Nobody does much in ops without making mistakes. I’ve done all of the roles you ...

Nobody does much in ops without making mistakes. I’ve done all of the roles you mentioned and learned from mistakes and oversights, which is why I know that you should start by looking at what you assume is available in each scenario. For example, I’ve twice seen prolonged outages in a data center due to failures in the power distribution equipment when doing a failover test – the physical plant guys had checked the UPS/battery systems but didn’t think about what would happen if that component failed and then learned that spare parts were out of stock in Southern California and the manufacturer had to put someone on the plane from Colorado, which meant we had to roll the failover to another data center. All of us had technically known that the redundant hardware didn’t mean n=2 parts could fail simultaneously but had incorrectly assumed the odds of a correlated failure were much lower or that the vendor a couple miles away would be able to fix a failed unit.

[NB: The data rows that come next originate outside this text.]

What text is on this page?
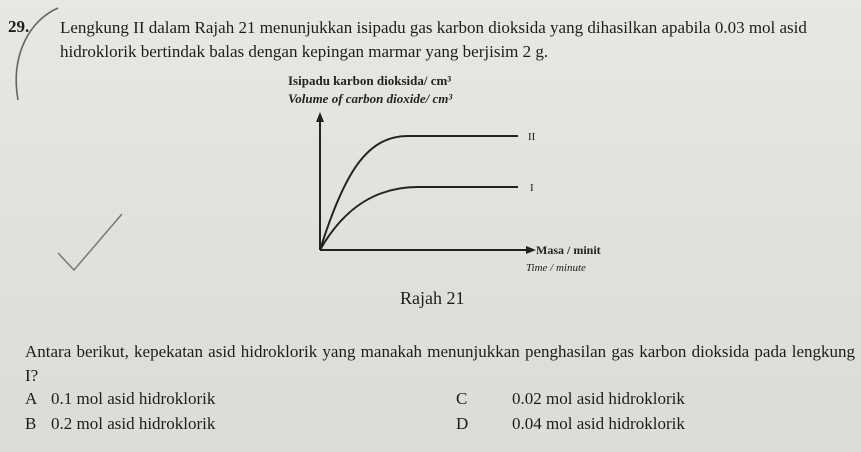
29. Lengkung II dalam Rajah 21 menunjukkan isipadu gas karbon dioksida yang dihasilkan apabila 0.03 mol asid hidroklorik bertindak balas dengan kepingan marmar yang berjisim 2 g.
Isipadu karbon dioksida/ cm³
Volume of carbon dioxide/ cm³
II
I
Masa / minit
Time / minute
Rajah 21
Antara berikut, kepekatan asid hidroklorik yang manakah menunjukkan penghasilan gas karbon dioksida pada lengkung I?
A 0.1 mol asid hidroklorik
B 0.2 mol asid hidroklorik
C	0.02 mol asid hidroklorik
D	0.04 mol asid hidroklorik
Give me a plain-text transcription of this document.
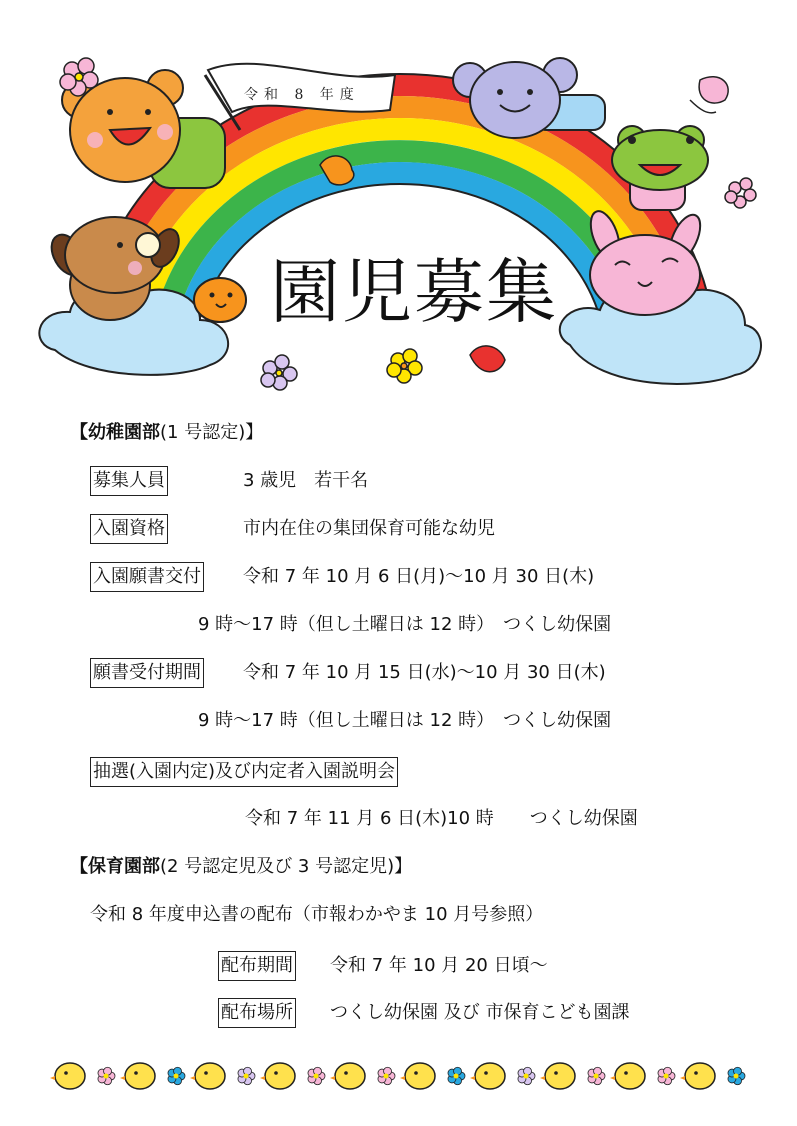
令和 8 年度
園児募集
【幼稚園部(1 号認定)】
募集人員	3 歳児　若干名
入園資格	市内在住の集団保育可能な幼児
入園願書交付 令和 7 年 10 月 6 日(月)～10 月 30 日(木)
9 時～17 時（但し土曜日は 12 時）　つくし幼保園
願書受付期間 令和 7 年 10 月 15 日(水)～10 月 30 日(木)
9 時～17 時（但し土曜日は 12 時）　つくし幼保園
抽選(入園内定)及び内定者入園説明会
令和 7 年 11 月 6 日(木)10 時　　つくし幼保園
【保育園部(2 号認定児及び 3 号認定児)】
令和 8 年度申込書の配布（市報わかやま 10 月号参照）
配布期間 令和 7 年 10 月 20 日頃～
配布場所 つくし幼保園 及び 市保育こども園課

I mention that last because that’s what happened to a lot of people here. They had DR plans assuming that they had their management infrastructure or could quickly bring it back online, but then they had things like CrowdStrike taking out the servers holding BitLocker recovery keys and other critical infrastructure. One of the under-appreciated outcomes from the general push to secure things has been that a lot of systems are now less robust because they depend on a few security critical components with no easy path to recovery if those fail. Full disk encryption is great from the perspective of data loss but it also means key management is mission critical in a way senior management probably wasn’t fully appreciative of when setting funding plans.